A word mark (also called a standard character mark) protects the name itself regardless of how it's styled, giving the broadest possible protection. A logo mark protects the name as it appears in a specific design. Logo marks must be re-filed if the design changes, but they can add distinctiveness when there are similar names in your industry. Most logo trademarks are filed in black and white to allow color flexibility, though claiming specific colors (like Tiffany's trademarked blue) is possible for additional distinction.
A cease and desist letter is not a court order; it's a claim from another party asserting they have superior trademark rights. You can ignore it, respond yourself, or hire an attorney to reply. However, defending your rights without a trademark registration is significantly harder and more expensive. If the dispute escalates to a lawsuit, costs can reach hundreds of thousands of dollars, compared to hundreds or a few thousand dollars to file a trademark proactively.
According to Joey Vitale, a forced rebrand impacts three areas:
(1) Time — you must pause revenue-generating activities to rename everything, often within a 14–30 day window;
(2) Identity — losing a name you chose with purpose can feel like losing part of your business's soul;
(3) Your business machine — every system your name touches (email sequences, payment platforms, podcast backlinks, CRM records) must be individually updated, and the more established your business, the more painful this process becomes.
Visit USPTO.gov (United States Patent and Trademark Office) and use their free trademark search tool, called TESS. Enter your business name to check for direct matches or concerning similarities. This is known as a "knockout search." It won't replace a comprehensive professional review, but it will reveal major red flags quickly.
The TM (™) symbol indicates that you are claiming common law trademark rights to a name. You do not need to file anything to use it, and it can serve as a useful deterrent. The ® symbol means your trademark has been officially registered with the USPTO. Only registered trademarks may legally use the ® symbol, and registration provides significantly stronger legal protection in disputes.

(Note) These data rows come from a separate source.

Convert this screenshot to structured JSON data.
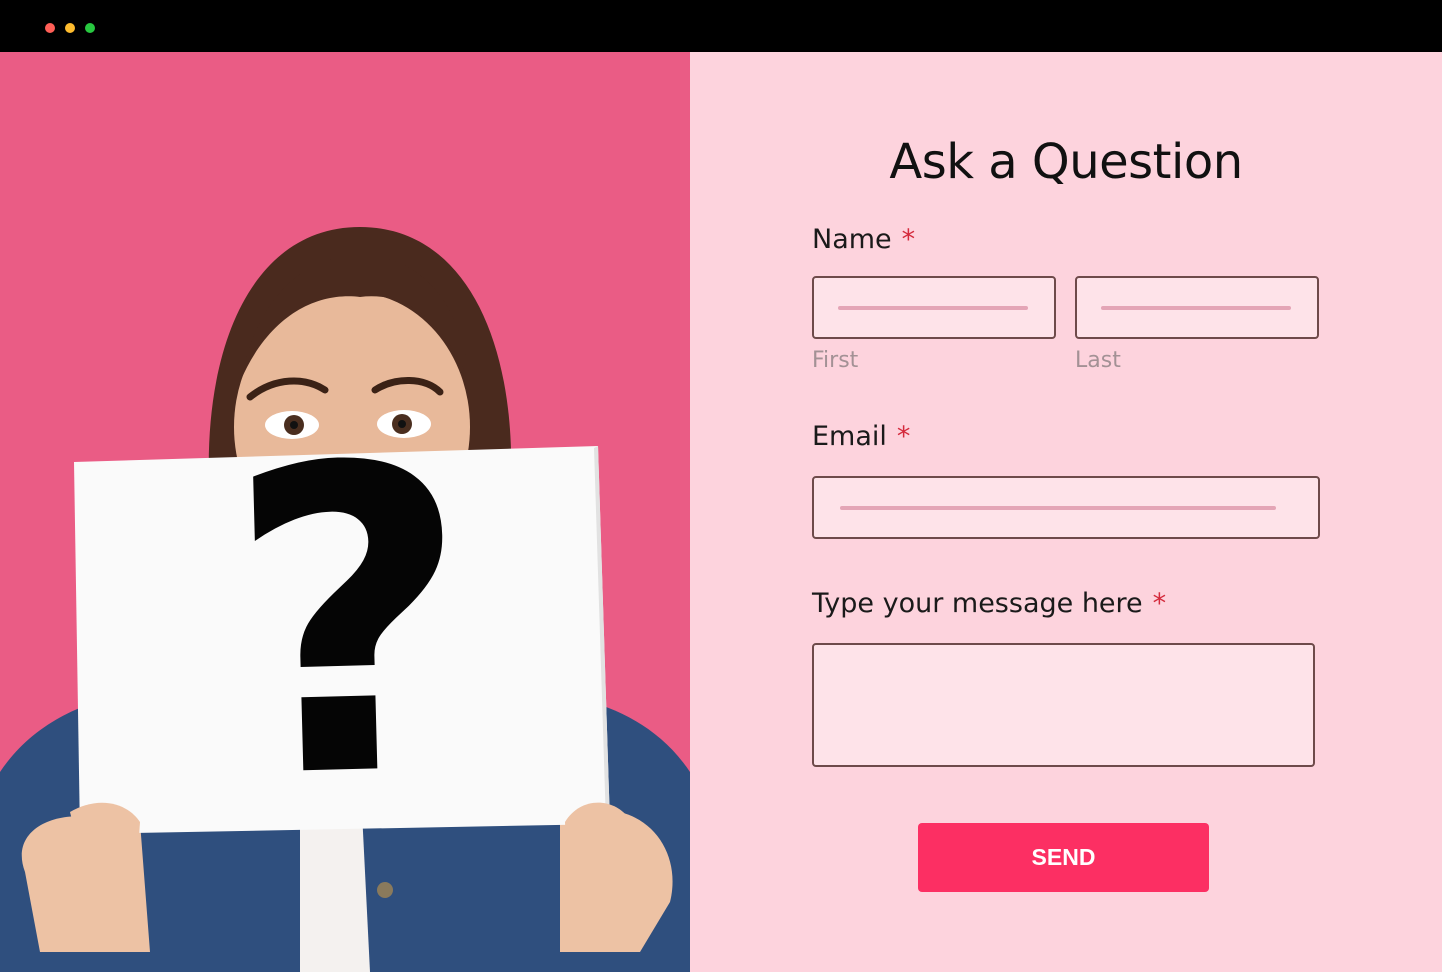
{
  "window": {
    "controls": [
      "close",
      "minimize",
      "maximize"
    ],
    "control_colors": {
      "close": "#ff5f57",
      "minimize": "#febc2e",
      "maximize": "#28c840"
    }
  },
  "colors": {
    "photo_background": "#ea5c85",
    "form_background": "#fdd3dd",
    "input_fill": "#fee3e9",
    "input_placeholder_line": "#e4a5b6",
    "required_marker": "#d42a3c",
    "button": "#fc2f63"
  },
  "hero": {
    "icon": "question-mark-sign-icon",
    "glyph": "?"
  },
  "form": {
    "title": "Ask a Question",
    "required_marker": "*",
    "name": {
      "label": "Name",
      "first_sublabel": "First",
      "last_sublabel": "Last",
      "first_value": "",
      "last_value": ""
    },
    "email": {
      "label": "Email",
      "value": ""
    },
    "message": {
      "label": "Type your message here",
      "value": ""
    },
    "submit_label": "SEND"
  }
}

If you handle the process through guided resources (like Joey Vitale's book Legally Legit or his online course), costs are minimal beyond the USPTO filing fees. Working with a trademark law firm typically costs a couple thousand dollars. Vitale emphasizes that budget should never be a barrier to protecting something as foundational as your brand name.
No, the USPTO considers the title of a single work to not qualify as a brand. However, you can trademark the title of a book series. Alternatively, many business owners elevate their book title into a broader brand element (a podcast name, a framework, or a business slogan) to qualify it for trademark protection.